Persimmons are a bright orange fruit that resembles a tomato in shape. They are typically in season during the fall months.
There are two varieties of persimmon: fuyu and hachiya. Fuyu persimmons can be sliced and eaten raw (the outside peel is edible). You can also enjoy them:
- Oven-dried
- Sliced and tossed into a salad
- Sliced and eaten as a snack with cheese or nut butter
- Grated and stirred into your favorite morning oatmeal or yogurt
- Grated and baked instead of or in addition to your favorite carrot or zucchini bread
- Sliced and roasted alongside other seasonal fall and winter vegetables (persimmons also pair well with roasted chicken and pork dishes).
Hachiya persimmons need to be soft and peeled in order to eat. Hachiya persimmon pulp can be used in baking and beverage recipes. Hachiya persimmons can also be peeled and dried whole using a Japanese technique that takes several weeks of hanging and delicately massaging the fruit. The final dried fruit product is known as hoshigaki.
Below are two recipes using fuyu persimmons to whet your appetite for this unique sweet fruit.

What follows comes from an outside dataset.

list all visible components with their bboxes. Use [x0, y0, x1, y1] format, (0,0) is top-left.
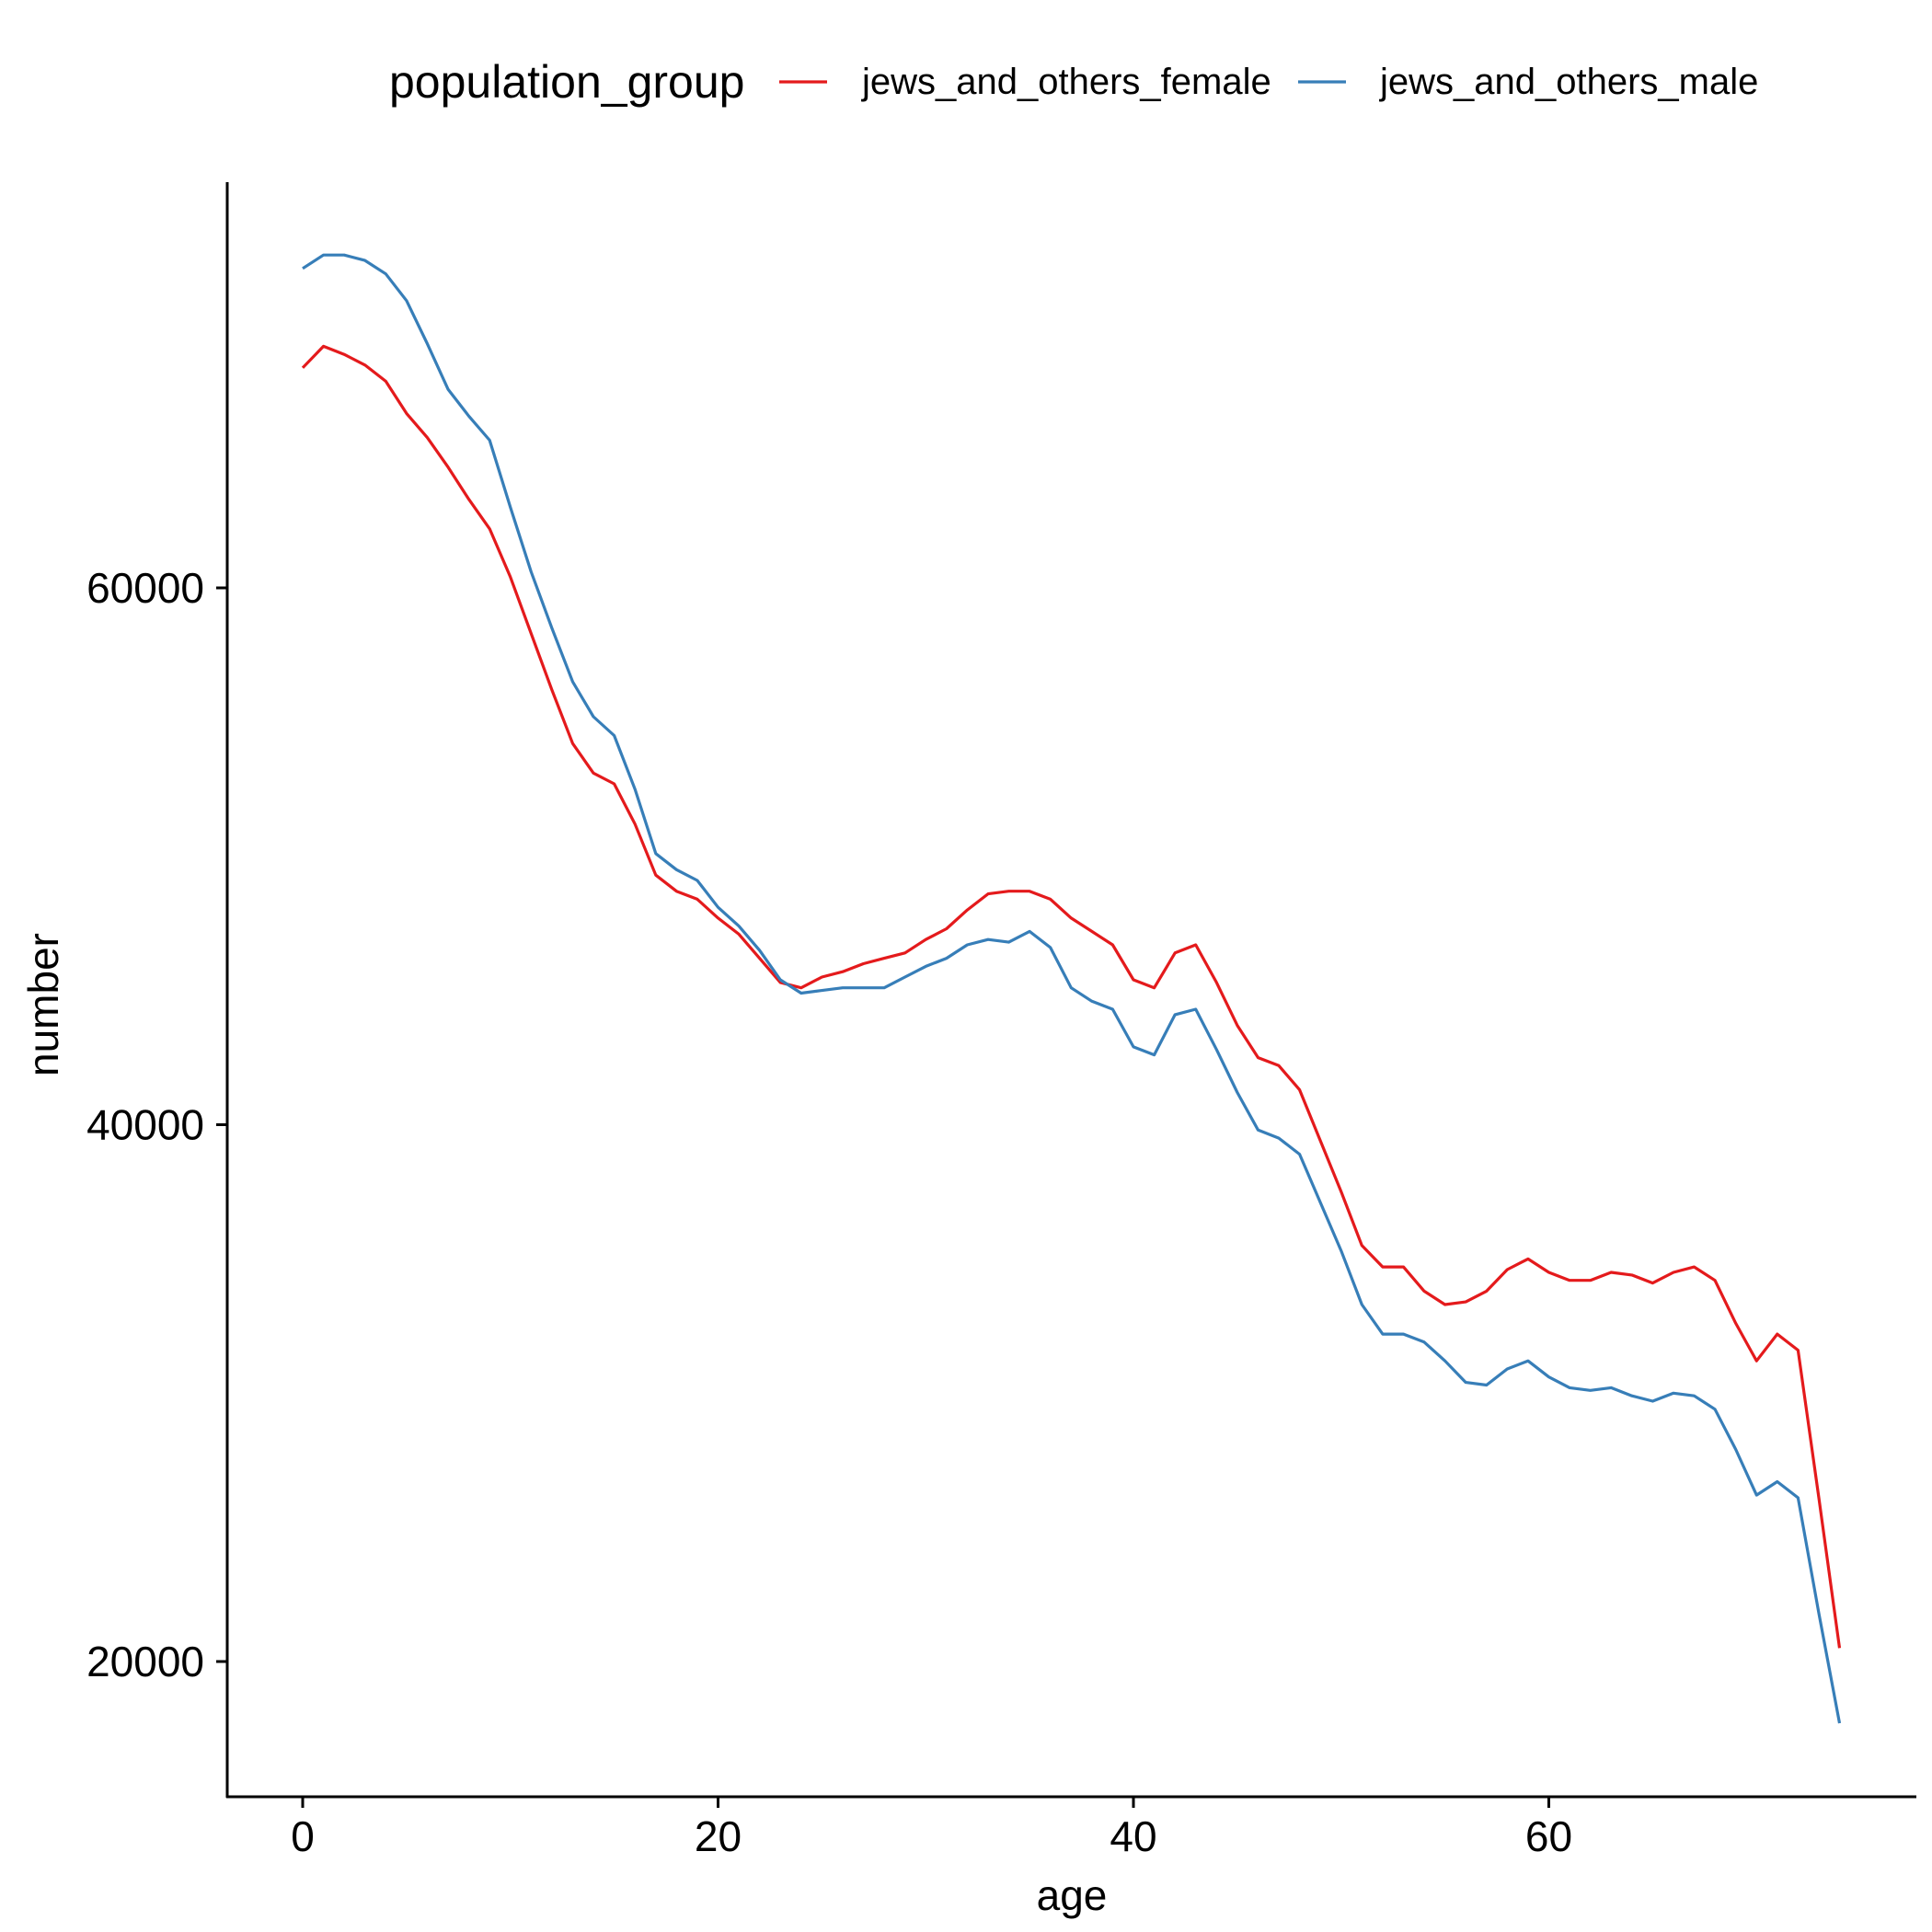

- 2 medium Fuyu persimmons
- 3-ounces fresh mozzarella
- 1 Tablespoon extra virgin olive oil
- 1 Tablespoon aged balsamic vinegar
- Sprinkle of flaky salt and a few grinds of black pepper
- Toasted bread and toasted nuts for serving
- Trim the stem from the persimmons. Using the mandoline slicer or a sharp knife, slice the persimmons into 1/4 inch thick disks.
- Slice the mozzarella into 1/4-1/2 inch thick circles.
- Delicately pile the persimmons and mozzarella onto a serving plate or platter. Drizzle the cheese with olive oil and aged balsamic vinegar. Sprinkle the salt and pepper over both the persimmons and the cheese.
- Serve with toasted bread and nuts.
- To further brighten up the colors, serve with pomegranate seeds, grapes, Castelvetrano olives, or fresh herbs.


- 1 stick (4 ounces) unsalted butter
- 1 Cup (not packed) dark or light brown sugar
- 1 3/4 Cup flour (all purpose, whole wheat pastry, or spelt flour all work)
- 1/2 teaspoon salt
- 1 teaspoon baking soda
- 2 Tablespoons ground ginger
- 1 teaspoon ground cinnamon
- 1/2 teaspoon ground cloves
- 1/4 teaspoon ground nutmeg
- 1 large egg
- 1 Cup plain yogurt
- 2 Tablespoons milk
- 2 medium fuyu persimmons, cut into 1/4-inch thick slices
- Preheat oven to 350F. Grease a 9-inch round or square pan with cooking spray or butter. For extra security, line the bottom of the pan with parchment paper (cut into a circle or square shape) and grease the parchment.
- In a small saucepan, melt together the butter and sugar over low heat, stirring until the mixture melts. Set aside to cool slightly.
- In a large mixing bowl, whisk the flour, salt, baking soda, ginger, cinnamon, cloves, and nutmeg together. Pour the butter mixture into the flour mixture and combine with a few strokes of a wooden spoon or rubber spatula (does not need to be completely mixed).
- In a small bowl, whisk together the egg, yogurt, and milk. Add the egg mixture into the batter and whisk to combine. Transfer the batter to the prepared pan.
- Lay the persimmon slices on top of the batter in a circular shape. Bake about 35 to 40 minutes, or until a toothpick comes out clean when inserted into the cake.
- Store, covered, at room temperature.
- Use whole wheat or spelt flour over all-purpose flour if you are looking to get more fiber in your diet.
- For extra persimmon flavor, you can grate an additional persimmon into the cake batter.
- For an omega-3 fatty acid boost, add 1/2 Cup chopped walnuts to the batter.